But unfortunately, educators have the burden of squeezing in a near-impossible amount of learning expectations into an already-abbreviated school day. In fact, a 2005 survey from the National Center for Education Statistics found that 7% of first-graders and 8% of third-graders had never had recess; while 14% of first-graders and 15% of third-graders only had 1 to 15 minutes per day of recess. So it’s a difficult balance to provide students, particularly at the lower elementary grades, with the right balance of recess and classroom time.

Several schools in Texas received national media attention in recent years for their approach to recess. In Fort Worth, TX, Eagle Mountain Elementary School began offering recess 4 times per day, for 15 minute intervals each. The results were extremely positive – from more focus in the classroom, to better ability to listen and follow directions, and fewer discipline issues.

So what can you do to help ensure your child gets the right balance of outside play and classroom engagement? Encourage your school administrators to offer more recess and physical activity time. Offer extracurricular opportunities to your kids to play and exercise. Help your kids strike that balance of building the brain and the body simultaneously. The results may astound you!

Getting kids to want to eat healthy meal choices can be a challenge. All parents have probably been there at one point or another – the meal time negotiation. It looks something like this:

Parent: “Ok, eat 2 more bites of your vegetables and then you’re done with dinner.”

Child: “Grooooaaaan. Do I have to???”

Parent: “Ok, what about 1 more bite of your veggies and 1 bite of your chicken?”

Child: “But I don’t like them.”

Parent: “Ok, final offer – 1 bite of chicken and finish all of your milk. But you get no dessert!”

Does this sound familiar? While some families are lucky enough to have kids who will eat anything (think “Mikey” from the old Life cereal commercials), most have to deal with a picky eater at least once during childhood. The benefits of a healthy, well-balanced diet for children are so far reaching; not the least of which is proper cognitive and physical development. But a proper diet also helps to stabilize children’s energy, gives them the ability to focus better in the classroom, and ultimately improves classroom performance and even grades over time. So how can you go from mealtime standoffs to mealtime successes? Here are some tips to help your kids establish good eating habits, and reap the benefits of a healthy diet:

It might come as a surprise, but establishing a regular family meal time can improve your children’s appetites. Children crave consistency, in all aspects of their lives. It helps them to establish expectations and predict future outcomes, as well as provides a sense of comfort in the routine.

Make the “good stuff” easy for your kids to get. Even if you don’t want to rid the house of all treats and goodies, it might make sense to at least keep them out of your kids’ immediate reach.
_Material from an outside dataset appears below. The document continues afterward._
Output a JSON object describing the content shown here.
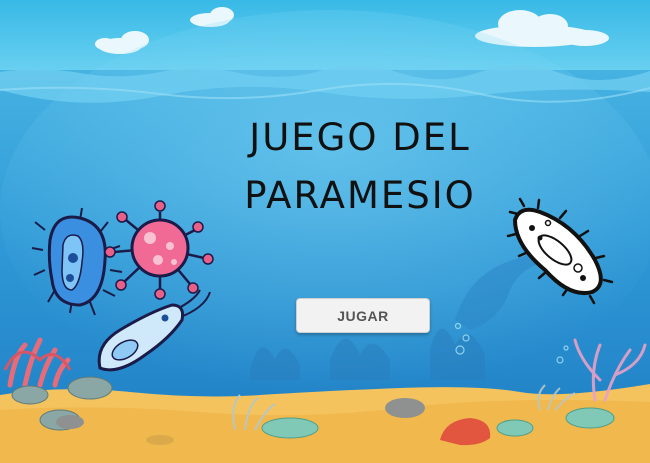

Instead, consider making healthy choices like fruits, vegetables, and whole grain snacks easy to grab. Stacking the deck in this way helps improve your child’s chance of selecting a healthy choice over a sugary snack.

Control portion sizes at meal times and try to fill half of your child’s plate with vegetables and fruit. If the options on the plate are healthy and balanced, you can be less concerned about making sure they clean their plate, and more focused on making sure they had enough to fill themselves up.

Limit snacks and beverages, particularly for picky eaters. It’s easy for kids to fill up on snacks and drinks that won’t keep their appetites satisfied for a long period of time. If you limit snacks to 1 or 2 small snacks after school, your kids are more likely to want to eat dinner when it’s served.

Don’t give up on your picky eater. Most picky eating phases have more to do with exerting control over their environment than your children actually having an aversion to food. In fact, a food usually has to be introduced multiple times before a child will willingly eat it. So instead of forcing healthy options like vegetables on your picky eater, try making the experience fun and free of pressure. For example, cut the food into fun shapes. Or invite your child to help you prepare the food so they are more willing to want to try it. Or serve new foods alongside some of your children’s favorite foods to increase acceptance.

These are just a few ideas to help establish balance for our kids, and help them get off to a great start this school year! As always, do what works best for your family and don’t worry too much about whether or not your kids are eating enough Brussel sprouts. Take heart that your efforts now, no matter how challenging the meal time battles may be, will have long term payoff for your child – in the classroom and beyond!